The narrative of PagedAttention is one of resourcefulness. It teaches us that sometimes the most advanced problems require looking at old solutions with fresh eyes. Kwon's team did not try to build a bigger cache; they built a smarter way to use the cache that already existed. They recognized that the constraints were not in the silicon, but in the logic used to manage it. By treating memory as a dynamic, shared resource rather than a static reservation, they turned a bottleneck into a highway.

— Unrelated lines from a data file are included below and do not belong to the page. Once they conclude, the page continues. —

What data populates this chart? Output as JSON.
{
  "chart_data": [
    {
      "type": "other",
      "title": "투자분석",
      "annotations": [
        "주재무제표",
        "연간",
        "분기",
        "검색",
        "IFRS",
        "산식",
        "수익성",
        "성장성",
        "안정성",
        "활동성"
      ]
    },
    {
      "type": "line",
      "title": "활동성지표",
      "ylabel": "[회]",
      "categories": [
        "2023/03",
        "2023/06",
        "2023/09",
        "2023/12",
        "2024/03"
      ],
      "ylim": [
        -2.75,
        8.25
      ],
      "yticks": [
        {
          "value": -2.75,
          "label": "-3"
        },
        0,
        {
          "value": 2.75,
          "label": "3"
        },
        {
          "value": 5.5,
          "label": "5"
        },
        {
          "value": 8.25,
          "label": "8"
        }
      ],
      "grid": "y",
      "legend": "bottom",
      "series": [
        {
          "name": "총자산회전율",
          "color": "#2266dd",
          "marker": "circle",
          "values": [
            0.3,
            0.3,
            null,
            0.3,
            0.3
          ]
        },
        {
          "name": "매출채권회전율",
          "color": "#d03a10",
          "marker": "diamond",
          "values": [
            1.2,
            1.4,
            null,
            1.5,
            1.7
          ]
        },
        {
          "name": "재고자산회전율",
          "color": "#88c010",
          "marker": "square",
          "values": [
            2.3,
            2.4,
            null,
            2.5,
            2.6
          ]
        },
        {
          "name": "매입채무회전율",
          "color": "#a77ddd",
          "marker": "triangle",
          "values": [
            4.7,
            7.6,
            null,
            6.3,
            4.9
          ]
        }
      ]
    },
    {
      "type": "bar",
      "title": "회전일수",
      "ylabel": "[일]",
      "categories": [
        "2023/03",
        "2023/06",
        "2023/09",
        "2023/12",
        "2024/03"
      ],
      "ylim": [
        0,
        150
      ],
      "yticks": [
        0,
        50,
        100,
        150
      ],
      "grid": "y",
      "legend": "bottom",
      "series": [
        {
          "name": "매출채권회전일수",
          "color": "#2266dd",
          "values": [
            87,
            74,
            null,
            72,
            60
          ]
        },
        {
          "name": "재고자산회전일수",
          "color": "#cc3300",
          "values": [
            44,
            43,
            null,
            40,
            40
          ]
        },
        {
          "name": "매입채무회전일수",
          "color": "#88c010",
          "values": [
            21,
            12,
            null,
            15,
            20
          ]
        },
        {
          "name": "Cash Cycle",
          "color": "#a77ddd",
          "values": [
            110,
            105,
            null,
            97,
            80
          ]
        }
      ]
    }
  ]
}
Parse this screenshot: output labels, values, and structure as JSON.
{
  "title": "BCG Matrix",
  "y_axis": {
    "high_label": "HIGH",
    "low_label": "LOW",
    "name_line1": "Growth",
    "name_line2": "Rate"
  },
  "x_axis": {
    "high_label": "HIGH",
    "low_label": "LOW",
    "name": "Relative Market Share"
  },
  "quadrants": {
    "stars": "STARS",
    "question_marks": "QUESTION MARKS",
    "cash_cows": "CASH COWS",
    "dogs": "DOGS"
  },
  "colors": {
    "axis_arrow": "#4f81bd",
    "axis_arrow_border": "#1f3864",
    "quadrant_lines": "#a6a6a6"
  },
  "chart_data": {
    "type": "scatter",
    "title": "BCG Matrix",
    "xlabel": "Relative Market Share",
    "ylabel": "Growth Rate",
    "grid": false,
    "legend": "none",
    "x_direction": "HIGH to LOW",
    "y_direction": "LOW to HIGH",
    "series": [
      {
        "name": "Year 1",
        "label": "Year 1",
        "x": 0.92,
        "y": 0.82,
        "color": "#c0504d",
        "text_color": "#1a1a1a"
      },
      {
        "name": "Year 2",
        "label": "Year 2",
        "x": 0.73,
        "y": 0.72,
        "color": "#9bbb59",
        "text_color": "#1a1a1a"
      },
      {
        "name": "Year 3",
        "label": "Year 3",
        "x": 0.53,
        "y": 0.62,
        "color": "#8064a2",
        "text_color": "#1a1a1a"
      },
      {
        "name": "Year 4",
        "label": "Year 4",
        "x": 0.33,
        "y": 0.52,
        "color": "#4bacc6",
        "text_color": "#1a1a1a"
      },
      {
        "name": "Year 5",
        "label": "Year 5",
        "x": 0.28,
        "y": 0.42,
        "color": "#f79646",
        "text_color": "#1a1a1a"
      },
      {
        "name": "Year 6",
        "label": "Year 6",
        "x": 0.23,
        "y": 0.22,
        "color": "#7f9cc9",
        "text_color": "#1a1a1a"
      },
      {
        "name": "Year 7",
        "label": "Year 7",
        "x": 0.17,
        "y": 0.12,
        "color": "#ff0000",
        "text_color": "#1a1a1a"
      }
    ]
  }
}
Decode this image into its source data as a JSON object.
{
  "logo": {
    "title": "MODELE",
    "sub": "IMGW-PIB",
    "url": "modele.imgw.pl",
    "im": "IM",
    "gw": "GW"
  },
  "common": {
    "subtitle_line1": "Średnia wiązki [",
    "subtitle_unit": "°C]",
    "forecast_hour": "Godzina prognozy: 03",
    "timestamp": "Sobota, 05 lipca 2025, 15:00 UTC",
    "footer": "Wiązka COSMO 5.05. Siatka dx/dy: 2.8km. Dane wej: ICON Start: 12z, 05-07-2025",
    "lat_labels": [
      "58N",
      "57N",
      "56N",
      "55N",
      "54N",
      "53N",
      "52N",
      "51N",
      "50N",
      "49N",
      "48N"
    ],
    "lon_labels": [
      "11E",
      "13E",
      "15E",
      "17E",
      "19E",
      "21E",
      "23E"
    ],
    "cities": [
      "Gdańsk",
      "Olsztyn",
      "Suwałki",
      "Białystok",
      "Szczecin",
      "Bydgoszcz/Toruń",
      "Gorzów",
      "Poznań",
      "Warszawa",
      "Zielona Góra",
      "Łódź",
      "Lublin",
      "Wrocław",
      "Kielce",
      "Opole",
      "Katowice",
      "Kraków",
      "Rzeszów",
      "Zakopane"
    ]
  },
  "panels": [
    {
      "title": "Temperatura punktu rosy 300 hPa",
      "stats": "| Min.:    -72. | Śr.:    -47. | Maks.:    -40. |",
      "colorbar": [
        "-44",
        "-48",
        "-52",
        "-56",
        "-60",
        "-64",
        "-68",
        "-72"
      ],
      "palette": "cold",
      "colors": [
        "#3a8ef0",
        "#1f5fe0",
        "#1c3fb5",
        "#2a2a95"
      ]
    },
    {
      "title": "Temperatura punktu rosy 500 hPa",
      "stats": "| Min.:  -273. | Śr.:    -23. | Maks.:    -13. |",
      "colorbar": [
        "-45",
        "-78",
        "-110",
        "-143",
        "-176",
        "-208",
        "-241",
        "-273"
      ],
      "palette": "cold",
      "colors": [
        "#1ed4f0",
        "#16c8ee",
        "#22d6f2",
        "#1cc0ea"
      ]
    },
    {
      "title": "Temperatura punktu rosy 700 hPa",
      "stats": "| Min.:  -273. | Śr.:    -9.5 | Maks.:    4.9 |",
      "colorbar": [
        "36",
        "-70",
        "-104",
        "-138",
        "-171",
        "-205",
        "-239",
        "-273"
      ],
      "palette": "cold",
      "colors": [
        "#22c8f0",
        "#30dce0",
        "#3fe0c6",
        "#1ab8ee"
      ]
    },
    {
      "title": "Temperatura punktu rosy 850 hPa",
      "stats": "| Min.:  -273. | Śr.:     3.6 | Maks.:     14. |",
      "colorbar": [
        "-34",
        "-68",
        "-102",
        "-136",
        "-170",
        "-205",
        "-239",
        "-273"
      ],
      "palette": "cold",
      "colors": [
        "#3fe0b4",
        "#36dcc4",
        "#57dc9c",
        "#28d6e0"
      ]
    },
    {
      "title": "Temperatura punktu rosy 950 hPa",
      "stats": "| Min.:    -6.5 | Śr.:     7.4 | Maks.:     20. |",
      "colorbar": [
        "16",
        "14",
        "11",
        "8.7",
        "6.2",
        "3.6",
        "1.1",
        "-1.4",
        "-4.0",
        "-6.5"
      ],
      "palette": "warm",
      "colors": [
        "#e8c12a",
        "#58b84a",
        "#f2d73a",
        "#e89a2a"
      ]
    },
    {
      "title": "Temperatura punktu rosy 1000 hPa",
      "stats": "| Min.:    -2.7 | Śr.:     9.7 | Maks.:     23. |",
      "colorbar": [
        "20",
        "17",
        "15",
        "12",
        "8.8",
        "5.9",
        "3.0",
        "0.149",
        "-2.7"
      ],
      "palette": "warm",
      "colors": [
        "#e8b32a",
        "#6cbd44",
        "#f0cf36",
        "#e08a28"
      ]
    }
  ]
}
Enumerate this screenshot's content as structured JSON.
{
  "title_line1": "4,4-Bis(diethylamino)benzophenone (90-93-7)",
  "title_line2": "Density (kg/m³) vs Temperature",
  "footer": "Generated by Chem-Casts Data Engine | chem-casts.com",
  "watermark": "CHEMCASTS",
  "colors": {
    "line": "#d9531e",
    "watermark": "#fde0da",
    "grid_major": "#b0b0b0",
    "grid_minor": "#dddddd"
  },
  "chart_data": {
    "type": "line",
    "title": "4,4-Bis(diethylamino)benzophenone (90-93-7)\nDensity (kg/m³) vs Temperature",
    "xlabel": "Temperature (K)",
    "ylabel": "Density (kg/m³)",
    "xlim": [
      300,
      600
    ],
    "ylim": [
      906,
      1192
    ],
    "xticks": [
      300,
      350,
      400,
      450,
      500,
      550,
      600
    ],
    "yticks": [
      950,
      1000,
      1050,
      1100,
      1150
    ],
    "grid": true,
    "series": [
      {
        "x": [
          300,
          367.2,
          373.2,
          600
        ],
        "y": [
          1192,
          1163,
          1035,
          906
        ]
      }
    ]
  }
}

In the end, the true measure of PagedAttention's success lies in its invisibility. Today, when you interact with an AI assistant that responds instantly to a long prompt, or when a developer deploys a model on a modest server cluster, they are benefiting from this architecture without knowing it is there. It has become the silent engine of the generative AI revolution, a testament to the power of reimagining the infrastructure that supports our most complex creations. The fragmentation that once threatened to stall progress was tamed not by force, but by a clever mapping of logical needs to physical reality, proving that in the world of computing, how you manage what you have is often more important than having everything you want.